02 My Initial Ideas Revised

1. Building trust/ lessening apprehension in the community when working on a  public art/ design for social change project.
- Define public art/ design for social change
- Forms of distrust/ apprehension that we encountered during the various stages of the project,
- What makes people apprehensive (social context, previous experience, not understanding art, more pressing problems to solve, is there anything in art/ artists/ graphic design that makes people apprehensive etc.)
- How is trust established?
- What we did for the 400lb Baby project, what worked, what did not work
- Analyze the process, compare with other projects, give recommendations
- Public art involves publicly shared spaces, who are the stakeholders, how do they interact, what are they concerned about?
viii.Different types of communication with the different stakeholders?
- What tools has Graphic Design that can be helpful when building trust:
1.Design Thinking
2.The Power to engage
3.Visual Communication – a picture is worth a thousand words
4.Seeing patters/ relationships
5.Introducing a sense of wonder
6.Make things visible, attract attention
7.Creativity
8.“Provide plausible theories for change”

3.From Like to Act
- What does it take for people to move from passively liking something to actually doing something, analyze our experience with 400lb Baby and compare to other projects.
- When/ where is the tipping point?

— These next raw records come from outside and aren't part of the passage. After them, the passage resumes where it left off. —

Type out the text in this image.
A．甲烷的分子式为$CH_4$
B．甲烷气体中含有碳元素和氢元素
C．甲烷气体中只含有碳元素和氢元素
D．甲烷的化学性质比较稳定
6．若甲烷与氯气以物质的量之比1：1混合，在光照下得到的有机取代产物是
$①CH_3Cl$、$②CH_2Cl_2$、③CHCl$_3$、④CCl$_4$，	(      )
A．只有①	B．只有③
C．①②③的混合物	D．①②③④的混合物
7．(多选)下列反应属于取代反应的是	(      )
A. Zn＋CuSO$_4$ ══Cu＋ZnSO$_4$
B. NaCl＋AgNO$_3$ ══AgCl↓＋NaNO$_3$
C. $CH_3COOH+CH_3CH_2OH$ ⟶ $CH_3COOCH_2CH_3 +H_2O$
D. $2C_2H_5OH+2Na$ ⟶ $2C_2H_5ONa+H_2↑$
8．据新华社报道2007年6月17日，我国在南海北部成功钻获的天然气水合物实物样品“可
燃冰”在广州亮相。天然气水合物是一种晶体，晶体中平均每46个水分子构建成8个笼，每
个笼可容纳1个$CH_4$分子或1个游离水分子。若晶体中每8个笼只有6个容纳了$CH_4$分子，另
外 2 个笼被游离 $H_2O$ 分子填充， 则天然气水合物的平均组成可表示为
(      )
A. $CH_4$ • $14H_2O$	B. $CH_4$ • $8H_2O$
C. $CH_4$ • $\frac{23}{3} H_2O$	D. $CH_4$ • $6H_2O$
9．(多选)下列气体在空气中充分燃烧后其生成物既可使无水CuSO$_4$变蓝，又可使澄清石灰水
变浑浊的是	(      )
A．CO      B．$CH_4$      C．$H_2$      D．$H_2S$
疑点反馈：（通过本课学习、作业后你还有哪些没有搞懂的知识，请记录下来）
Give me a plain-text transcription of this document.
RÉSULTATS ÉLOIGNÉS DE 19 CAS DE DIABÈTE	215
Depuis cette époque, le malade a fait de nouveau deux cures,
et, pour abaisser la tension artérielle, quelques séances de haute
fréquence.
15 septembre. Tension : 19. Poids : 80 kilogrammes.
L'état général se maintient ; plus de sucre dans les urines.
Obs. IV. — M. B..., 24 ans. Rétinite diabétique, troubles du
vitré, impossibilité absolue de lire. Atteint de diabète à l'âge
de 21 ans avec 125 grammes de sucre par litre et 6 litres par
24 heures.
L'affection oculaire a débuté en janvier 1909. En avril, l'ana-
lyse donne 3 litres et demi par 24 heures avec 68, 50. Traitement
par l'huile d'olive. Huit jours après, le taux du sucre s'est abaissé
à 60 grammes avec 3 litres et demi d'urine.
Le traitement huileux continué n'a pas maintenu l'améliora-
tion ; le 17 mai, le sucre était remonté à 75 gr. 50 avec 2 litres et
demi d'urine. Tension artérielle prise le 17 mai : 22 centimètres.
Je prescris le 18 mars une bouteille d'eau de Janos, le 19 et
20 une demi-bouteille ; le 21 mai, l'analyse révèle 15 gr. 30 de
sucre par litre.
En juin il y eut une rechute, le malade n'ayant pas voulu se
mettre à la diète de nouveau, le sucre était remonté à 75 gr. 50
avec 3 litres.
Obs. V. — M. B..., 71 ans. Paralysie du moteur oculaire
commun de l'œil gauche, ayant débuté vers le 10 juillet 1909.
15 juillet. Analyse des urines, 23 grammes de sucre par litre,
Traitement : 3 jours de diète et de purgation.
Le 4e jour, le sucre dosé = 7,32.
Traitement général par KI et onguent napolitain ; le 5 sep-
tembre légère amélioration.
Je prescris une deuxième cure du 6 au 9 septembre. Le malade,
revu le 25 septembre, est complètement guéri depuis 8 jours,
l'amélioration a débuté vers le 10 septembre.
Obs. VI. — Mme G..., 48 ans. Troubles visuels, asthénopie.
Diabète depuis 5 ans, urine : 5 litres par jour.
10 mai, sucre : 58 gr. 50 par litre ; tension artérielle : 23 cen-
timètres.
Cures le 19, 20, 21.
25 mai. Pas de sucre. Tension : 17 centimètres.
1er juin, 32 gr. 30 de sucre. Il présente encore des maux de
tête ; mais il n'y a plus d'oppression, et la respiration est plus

How do you get there? How does psychology, sociology, organizational theory explain what happens? Can design thinking/ process/outcomes help the process?
- How can visual communication/ graphic design be helpful, what else is important, what seems to be the necessary mix of process, steps, players, visible and invisible factors?
- How do you retain interest?

3. Use 400lb Baby project, do research about similar projects and come up with insights that add to the greater discourse on design for social impact.
- Talk about building trust. Hold interviews before and after.
- Document communication with the various stakeholder groups – City, neighborhood associations, businesses, residents, participants, observers.
- Discuss how a public art project can reflect a community – talk about the process, what, whose input did we use, how did people respond to the artwork, which themes, art works were more/ not successful and why.
- Trace change – interview the various stakeholders and participants, trace any newly created connections or ideas that might have sprung from the project.

Other Ideas:

4.What does it take to make social change sustainable? What steps in all stages of the project could you make to provide for sustainability of the project?

5.What does it mean/take to empower the community? Can you do that through graphic design/ visual communication? What else is necessary?

6.How can we communicate to a community that design for social change is “inherently exploratory and uncertain”, but it is a way of learning, building new relationships, defining a common vision? Design for social impact is not just the final outcome, it is a process of co-creation, bringing people and minds together, aligning for common goals, discovering common goals, values. It could be a healing process, requires time, submission of personal interests for the whole. Can a community embrace uncertainty, iterations, failure, risk?

7.How can we explain (through visuals, interaction, events or words etc.) the importance, the need, the magic of (public) art especially when it comes to creating or strengthening a community?

8.“While collaboration can be highly productive in solving inter-organizational problems, conflict also has a clear role in challenging existing frameworks and forcing … change in directions considered by at least some members to be positive. Both aspects deserve equal attention, since failure to recognize the importance of conflict leads to a preference for the status quo and an implicit adoption of the viewpoint of powerful stakeholders”, Cynthia Hardy and Nelson Phillips, “Strategies of Engagement: Lessons from the Critical Examination of Collaboration and Conflict in an Inter-organizational Domain.”
- Can conflict (surprise) be helpful when working with a community? When? How? What other factors are important?
- Types of conflict?
- Can you orchestrate conflict?

9.Research different community development (empowerment) projects and see if I can add to Frog’s Collective Action Toolkit or IDEO’s HCD Toolkit?